Ordonnance n° 58-1301 du 23 décembre 1958 relative à la protection de l'enfance et de l'adolescence en danger.




Ordonnance n° 58-1301 du 23 décembre 1958 relative à la protection de l'enfance et de l'adolescence en danger.
Version consolidée au 13 novembre 2009

Le président du conseil des ministres,

Sur le rapport du garde des sceaux, ministre de la justice, ministre des finances et des affaires économiques, du ministre de l'éducation nationale et du ministre de la santé publique et de la population,

Vu la Constitution, et notamment ses articles 21 et 92 ;

Vu le code civil ;

Vu le code de la famille et de l'aide sociale ;

Vu la loi du 24 juillet 1889 sur la protection des enfants maltraités ou moralement abandonnés ;

Vu la loi du 19 avril 1898 sur la répression des violences, voies de fait, actes de cruauté et attentats commis envers les enfants ;

Vu la loi du 5 juillet 1944 relative au remboursement aux institutions privées des frais d'entretien et d'éducation des mineurs en danger moral et des enfants anormaux ;

Le conseil d'Etat entendu ;

Le conseil des ministres entendu,

Article 1
A modifié les dispositions suivantes :

Le juge des enfants détermine, dans des conditions fixées par décret, le montant de la participation des parents du mineur, aux frais résultant de l'application des articles 375 à 382 du Code civil, compte tenu des prestations de sécurité sociale. Sauf exception motivée, cette participation ne peut être inférieure au montant des allocations familiales auxquelles le mineur ouvre droit. Celles-ci sont versées directement au service départemental de l'aide sociale par les organismes payeurs.

Les dispositions de la présente ordonnance ne font pas obstacle à l'admission des enfants dans le service de l'aide sociale à l'enfance dans les conditions prévues aux articles 48 à 50 du Code de la famille et de l'aide sociale.

NOTA : Articles abrogés, L. n° 84-422,6 juin 1984, art. 2 et L. n° 86-17 6 janv 1986, art. 80.
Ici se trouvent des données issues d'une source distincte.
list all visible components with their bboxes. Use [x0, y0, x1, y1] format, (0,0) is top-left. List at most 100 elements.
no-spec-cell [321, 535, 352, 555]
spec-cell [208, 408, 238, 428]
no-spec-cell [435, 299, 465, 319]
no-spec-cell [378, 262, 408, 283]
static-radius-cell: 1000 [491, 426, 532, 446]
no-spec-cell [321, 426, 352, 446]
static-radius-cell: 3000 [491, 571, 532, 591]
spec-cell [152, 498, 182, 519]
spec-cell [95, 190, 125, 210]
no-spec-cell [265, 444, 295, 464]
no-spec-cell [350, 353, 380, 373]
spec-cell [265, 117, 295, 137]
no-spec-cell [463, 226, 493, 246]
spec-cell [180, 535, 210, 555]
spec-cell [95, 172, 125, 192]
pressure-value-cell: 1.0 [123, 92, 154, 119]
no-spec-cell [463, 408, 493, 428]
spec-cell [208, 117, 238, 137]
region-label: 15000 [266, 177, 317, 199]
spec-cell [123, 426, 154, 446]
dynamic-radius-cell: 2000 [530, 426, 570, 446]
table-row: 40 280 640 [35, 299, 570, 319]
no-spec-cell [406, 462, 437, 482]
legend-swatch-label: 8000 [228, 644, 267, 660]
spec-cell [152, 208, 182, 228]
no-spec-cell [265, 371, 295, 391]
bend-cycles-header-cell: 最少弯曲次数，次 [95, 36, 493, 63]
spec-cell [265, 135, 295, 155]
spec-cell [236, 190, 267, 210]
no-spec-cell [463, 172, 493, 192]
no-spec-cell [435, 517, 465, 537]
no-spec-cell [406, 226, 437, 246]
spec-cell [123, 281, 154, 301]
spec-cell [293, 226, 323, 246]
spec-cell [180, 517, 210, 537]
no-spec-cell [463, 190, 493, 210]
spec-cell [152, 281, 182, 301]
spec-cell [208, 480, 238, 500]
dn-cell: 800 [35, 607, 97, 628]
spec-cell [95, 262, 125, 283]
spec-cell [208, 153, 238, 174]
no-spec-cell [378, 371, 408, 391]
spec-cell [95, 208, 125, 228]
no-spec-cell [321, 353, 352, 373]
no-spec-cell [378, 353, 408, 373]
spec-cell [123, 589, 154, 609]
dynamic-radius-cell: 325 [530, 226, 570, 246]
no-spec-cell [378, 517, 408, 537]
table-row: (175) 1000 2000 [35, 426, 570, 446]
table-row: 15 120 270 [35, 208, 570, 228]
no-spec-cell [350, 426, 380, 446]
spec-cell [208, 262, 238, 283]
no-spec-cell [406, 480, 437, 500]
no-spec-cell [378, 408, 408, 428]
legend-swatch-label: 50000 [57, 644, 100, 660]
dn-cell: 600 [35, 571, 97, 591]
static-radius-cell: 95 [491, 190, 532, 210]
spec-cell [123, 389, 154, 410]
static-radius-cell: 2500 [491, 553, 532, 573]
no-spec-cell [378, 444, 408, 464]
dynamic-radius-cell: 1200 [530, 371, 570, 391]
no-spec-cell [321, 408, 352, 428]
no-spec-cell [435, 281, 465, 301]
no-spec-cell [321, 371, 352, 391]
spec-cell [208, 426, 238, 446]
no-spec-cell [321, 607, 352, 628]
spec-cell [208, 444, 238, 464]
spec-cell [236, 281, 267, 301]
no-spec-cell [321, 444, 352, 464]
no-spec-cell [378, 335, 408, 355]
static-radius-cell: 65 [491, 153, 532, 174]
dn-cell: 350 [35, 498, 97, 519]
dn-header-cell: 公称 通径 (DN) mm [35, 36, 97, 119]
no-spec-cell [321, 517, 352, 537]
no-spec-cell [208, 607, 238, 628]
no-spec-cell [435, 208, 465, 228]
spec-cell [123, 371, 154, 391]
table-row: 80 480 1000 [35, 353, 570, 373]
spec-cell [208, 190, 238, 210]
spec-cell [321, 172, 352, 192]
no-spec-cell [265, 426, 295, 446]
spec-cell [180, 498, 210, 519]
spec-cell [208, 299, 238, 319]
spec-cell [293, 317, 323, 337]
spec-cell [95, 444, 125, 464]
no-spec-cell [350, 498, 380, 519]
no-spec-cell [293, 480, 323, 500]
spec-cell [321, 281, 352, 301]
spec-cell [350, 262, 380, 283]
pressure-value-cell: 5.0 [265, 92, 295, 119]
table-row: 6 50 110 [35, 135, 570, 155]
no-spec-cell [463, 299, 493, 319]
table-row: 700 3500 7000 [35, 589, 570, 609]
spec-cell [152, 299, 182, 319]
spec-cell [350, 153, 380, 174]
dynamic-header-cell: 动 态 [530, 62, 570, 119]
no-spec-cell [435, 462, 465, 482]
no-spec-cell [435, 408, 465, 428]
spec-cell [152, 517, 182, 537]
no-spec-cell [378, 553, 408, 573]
Les décisions rendues en application de la présente ordonnance sont dispensées des formalités de timbre et d'enregistrement.

Sont abrogés :

1° Le décret du 30 octobre 1935 relatif à la protection de l'enfance ;

2° Le 7° de l'article 2 de la loi du 21 juillet 1889, complété par le décret du 30 octobre 1935 ;

3° Les articles 4 et 5 de la loi du 19 avril 1898 sur la répression des violences, voies de fait, actes de cruauté et attentats commis envers les enfants ;

La loi du 11 avril 1908 concernant la prostitution des mineurs ;

5° L'article 468 du Code civil.

Les dispositions de l'article 5 ci-dessus ainsi que celles prévues par les articles 375 à 382 anciens du code civil, demeurent applicables aux procédures qui, à la date d'entrée en vigueur de la présente ordonnance, n'ont pas donné lieu à une décision définitive sur le fond.

Article 7

La présente ordonnance entrera en vigueur le 1er octobre 1959.

Article 8

Un décret déterminera pour les départements algériens les modalités d'application et les conditions d'adaptation des dispositions édictées par la présente ordonnance ainsi que leur date d'entrée en vigueur.

Article 9

La présente ordonnance sera publiée au journal officiel de la République française et exécutée comme loi.

Par le président du conseil des ministres ;

C. DE GAULLE.

Le garde des ministre de la justice, MICHEL DEBRE.

Le ministre des finances et des affaires économiques, ANTOINE PINAY.

Le ministre de l'éducation nationale, JEAN BERTHOIN.

Le ministre de la santé publique et de la population, BERNARD CHENOT.